Acoustic Beamforming Algorithm

Question Mark

When reading the paper of acoustic beamforming of mask based algorithm, I am a bit lost on why do we need to split the signal to frequency bin.

https://arxiv.org/pdf/2005.09587v2.pdf

Above paper descirbes how the mask the calculated with a lot of terms

  • TDOA (Time Difference Of Arrival)
  • Stearing Vector (Used to cancel the phase differences)

But the logic behind that is not explained, why do we bother to split the spectrum to a set of frequency bin?

Answer

The reason is that the stearing vector depends on the frequency. As we could tell from the euqation 2.

Stearing Vector is used to cancel teh phase differences on the input signals to two microphones (or multiple microphones in other paper). The vector depends on the frequency. If frequency changes, the vector changes as well.

Basic Concept

Why do we choose cross-spectrum to estimate the masks?

Because cross spectrum contains the information of the delay and colleration of two time series (two signals from two microphones).

Features from Cross-Spectrum

Again, Cross spectral analysis allows one to determine the relationship between two time series as a function of frequency. So this is the basic of the features.
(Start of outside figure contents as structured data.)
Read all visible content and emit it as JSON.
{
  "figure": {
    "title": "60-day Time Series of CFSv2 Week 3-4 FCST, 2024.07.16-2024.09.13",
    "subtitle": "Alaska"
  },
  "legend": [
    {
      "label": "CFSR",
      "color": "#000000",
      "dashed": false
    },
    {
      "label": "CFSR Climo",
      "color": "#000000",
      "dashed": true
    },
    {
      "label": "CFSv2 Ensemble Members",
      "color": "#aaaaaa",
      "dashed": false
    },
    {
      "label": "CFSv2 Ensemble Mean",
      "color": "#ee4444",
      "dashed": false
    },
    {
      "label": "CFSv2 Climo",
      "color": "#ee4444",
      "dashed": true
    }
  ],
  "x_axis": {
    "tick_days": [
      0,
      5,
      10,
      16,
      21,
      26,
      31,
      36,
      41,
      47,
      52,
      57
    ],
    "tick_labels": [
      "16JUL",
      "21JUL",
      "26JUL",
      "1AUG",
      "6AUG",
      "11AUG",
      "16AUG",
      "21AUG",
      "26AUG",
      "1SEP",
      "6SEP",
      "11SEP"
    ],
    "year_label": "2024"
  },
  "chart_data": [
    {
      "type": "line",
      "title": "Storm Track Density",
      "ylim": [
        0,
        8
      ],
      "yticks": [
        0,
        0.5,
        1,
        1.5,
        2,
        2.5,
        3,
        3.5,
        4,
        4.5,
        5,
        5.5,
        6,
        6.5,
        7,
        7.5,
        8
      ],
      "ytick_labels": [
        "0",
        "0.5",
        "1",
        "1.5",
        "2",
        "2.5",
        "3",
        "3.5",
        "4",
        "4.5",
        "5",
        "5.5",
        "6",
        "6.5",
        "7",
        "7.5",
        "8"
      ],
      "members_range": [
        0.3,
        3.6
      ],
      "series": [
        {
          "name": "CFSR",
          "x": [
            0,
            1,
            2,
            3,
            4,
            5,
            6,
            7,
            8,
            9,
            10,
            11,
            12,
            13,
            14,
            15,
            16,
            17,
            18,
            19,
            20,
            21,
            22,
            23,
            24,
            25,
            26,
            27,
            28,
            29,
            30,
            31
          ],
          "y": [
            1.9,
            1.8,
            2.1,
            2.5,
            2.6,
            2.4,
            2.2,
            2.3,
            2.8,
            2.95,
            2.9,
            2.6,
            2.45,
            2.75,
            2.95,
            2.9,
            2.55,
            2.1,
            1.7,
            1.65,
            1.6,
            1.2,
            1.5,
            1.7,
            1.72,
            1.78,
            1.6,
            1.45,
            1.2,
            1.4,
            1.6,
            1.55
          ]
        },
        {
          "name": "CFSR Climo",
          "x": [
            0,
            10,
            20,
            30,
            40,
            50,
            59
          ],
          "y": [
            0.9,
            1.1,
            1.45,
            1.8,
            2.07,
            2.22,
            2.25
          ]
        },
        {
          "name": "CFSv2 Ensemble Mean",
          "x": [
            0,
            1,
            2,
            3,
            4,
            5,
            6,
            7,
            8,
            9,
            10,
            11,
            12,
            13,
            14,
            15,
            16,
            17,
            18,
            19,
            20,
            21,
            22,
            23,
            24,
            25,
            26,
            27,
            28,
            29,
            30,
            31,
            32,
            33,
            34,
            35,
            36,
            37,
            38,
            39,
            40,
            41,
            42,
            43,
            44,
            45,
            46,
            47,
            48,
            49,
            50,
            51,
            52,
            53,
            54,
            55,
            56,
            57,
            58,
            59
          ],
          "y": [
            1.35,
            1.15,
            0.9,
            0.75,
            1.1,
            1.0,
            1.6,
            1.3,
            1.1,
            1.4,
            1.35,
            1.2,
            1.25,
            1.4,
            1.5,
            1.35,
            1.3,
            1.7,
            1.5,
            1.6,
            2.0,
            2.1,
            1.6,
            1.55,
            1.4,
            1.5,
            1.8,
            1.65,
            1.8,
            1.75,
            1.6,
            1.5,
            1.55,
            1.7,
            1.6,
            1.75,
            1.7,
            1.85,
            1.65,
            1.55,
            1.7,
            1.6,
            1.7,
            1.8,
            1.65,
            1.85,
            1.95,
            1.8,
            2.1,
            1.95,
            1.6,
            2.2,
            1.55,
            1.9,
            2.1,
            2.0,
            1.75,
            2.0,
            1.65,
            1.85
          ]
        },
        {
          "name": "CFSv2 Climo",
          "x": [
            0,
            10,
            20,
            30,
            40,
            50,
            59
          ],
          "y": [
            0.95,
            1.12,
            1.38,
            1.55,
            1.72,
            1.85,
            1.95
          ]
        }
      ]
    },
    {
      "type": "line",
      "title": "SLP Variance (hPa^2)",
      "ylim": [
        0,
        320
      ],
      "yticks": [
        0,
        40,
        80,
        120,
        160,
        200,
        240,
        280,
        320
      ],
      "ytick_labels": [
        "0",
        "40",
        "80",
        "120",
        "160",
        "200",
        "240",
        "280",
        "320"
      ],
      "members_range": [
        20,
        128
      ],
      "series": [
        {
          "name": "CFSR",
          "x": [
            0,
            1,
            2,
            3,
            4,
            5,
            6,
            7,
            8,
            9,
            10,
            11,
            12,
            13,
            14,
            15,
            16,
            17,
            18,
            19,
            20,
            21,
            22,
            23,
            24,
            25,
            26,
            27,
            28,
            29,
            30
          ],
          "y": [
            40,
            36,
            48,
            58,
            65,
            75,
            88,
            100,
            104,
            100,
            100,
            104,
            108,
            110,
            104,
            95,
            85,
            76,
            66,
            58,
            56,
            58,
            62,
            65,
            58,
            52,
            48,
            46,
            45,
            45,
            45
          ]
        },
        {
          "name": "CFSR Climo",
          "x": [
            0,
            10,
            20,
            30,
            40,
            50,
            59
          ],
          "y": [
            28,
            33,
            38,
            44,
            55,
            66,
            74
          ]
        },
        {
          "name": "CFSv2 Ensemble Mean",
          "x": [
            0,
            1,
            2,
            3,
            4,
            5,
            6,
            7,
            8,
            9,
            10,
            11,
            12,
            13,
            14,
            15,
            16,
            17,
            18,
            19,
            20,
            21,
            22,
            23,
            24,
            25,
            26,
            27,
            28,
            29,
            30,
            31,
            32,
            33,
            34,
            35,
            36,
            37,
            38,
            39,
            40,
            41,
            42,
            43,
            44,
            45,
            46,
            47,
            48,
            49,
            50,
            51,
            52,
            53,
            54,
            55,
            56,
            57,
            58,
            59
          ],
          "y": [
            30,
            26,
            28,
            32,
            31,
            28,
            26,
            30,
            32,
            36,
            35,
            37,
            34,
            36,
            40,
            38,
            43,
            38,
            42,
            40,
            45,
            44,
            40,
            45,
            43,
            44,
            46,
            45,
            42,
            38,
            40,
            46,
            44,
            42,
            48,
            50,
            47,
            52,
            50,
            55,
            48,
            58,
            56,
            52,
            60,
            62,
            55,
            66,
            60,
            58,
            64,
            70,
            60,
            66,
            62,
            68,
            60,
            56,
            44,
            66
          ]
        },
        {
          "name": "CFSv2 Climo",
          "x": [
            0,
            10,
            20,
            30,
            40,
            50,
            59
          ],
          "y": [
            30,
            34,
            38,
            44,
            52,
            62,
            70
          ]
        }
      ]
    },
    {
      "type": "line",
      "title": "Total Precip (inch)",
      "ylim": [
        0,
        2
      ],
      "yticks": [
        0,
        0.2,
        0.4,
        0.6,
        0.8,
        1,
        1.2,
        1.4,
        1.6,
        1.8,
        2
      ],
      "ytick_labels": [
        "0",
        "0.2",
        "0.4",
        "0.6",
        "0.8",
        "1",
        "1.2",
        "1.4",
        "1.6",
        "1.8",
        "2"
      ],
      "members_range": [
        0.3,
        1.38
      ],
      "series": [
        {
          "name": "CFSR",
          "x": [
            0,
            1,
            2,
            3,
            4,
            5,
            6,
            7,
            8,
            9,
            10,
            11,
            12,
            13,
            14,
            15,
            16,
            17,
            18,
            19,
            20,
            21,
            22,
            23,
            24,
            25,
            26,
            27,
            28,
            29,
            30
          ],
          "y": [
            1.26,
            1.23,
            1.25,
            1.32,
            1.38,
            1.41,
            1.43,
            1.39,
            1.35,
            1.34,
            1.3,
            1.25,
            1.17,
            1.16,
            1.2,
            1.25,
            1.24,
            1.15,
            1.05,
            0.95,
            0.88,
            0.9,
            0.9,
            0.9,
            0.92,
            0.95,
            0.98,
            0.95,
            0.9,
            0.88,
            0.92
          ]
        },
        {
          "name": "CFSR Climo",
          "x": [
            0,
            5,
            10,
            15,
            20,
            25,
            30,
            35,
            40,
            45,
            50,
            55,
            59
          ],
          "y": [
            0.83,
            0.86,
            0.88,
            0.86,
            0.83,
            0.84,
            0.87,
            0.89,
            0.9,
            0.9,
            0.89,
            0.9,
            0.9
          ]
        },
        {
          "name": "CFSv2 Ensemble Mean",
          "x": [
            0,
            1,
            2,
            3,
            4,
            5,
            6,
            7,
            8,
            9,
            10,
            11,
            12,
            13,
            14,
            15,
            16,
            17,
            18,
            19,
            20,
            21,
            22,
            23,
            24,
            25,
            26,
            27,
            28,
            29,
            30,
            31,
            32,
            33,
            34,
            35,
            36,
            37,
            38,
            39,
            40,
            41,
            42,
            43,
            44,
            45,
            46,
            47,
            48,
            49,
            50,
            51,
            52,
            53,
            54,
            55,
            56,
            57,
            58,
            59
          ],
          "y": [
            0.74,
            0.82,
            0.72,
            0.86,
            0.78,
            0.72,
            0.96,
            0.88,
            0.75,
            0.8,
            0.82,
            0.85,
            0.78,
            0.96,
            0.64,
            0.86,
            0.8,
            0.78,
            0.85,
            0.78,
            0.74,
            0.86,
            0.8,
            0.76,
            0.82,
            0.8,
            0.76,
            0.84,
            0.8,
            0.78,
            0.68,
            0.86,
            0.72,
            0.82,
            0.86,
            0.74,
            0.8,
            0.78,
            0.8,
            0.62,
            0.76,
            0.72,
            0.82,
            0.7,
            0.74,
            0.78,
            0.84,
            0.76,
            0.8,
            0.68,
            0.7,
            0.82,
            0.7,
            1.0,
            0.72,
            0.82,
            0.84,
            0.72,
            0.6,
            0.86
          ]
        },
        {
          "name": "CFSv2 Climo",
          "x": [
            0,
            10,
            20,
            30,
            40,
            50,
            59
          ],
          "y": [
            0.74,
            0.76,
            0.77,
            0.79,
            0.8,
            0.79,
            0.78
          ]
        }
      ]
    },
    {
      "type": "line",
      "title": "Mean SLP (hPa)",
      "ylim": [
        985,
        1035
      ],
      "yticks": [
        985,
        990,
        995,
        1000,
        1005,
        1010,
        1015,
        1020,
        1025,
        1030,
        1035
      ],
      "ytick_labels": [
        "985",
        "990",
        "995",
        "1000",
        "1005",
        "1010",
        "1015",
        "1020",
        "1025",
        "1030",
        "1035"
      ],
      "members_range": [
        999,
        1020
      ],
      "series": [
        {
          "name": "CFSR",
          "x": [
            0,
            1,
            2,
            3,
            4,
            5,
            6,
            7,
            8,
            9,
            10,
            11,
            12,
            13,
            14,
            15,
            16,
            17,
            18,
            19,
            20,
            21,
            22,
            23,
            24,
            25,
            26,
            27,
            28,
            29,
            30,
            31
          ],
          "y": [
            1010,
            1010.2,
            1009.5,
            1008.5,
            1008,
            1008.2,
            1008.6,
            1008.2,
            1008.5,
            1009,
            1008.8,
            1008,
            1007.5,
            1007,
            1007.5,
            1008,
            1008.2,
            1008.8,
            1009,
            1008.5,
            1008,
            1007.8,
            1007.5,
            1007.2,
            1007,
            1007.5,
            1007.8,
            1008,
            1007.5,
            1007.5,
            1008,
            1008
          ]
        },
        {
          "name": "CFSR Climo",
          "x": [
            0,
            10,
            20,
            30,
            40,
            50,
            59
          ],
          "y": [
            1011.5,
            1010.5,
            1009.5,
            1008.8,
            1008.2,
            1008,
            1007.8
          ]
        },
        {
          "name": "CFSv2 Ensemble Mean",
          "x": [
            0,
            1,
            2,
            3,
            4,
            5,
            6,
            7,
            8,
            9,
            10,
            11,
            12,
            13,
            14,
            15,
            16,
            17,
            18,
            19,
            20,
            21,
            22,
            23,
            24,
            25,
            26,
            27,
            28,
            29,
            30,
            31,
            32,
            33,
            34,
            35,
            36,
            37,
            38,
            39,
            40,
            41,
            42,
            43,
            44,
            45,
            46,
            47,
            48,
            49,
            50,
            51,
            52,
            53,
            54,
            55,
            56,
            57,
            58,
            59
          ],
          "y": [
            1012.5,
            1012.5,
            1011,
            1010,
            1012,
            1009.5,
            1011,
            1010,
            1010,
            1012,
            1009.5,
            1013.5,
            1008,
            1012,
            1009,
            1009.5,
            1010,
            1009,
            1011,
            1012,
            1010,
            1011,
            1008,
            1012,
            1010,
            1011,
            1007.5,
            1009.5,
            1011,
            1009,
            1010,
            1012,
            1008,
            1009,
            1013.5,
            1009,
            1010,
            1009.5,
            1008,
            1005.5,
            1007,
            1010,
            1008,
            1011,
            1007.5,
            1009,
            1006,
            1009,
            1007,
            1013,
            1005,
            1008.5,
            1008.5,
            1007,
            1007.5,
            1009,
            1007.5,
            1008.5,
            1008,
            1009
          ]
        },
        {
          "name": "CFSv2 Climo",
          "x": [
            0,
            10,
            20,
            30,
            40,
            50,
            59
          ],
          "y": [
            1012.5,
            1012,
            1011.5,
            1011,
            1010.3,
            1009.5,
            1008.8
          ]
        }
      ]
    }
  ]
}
In the mentioned paper, two features is extracted from the cross-spectrum

  • log absolute value of cross spectrum
  • and the phase from cross spectrum

Two features are concatenated as indicatied in equation 11.

Why do we need log absolute value? We want to make it as linear as possible, since deep learning framework is a linear system.

BLSTM

The deep learning allows to mapping the features to the masks.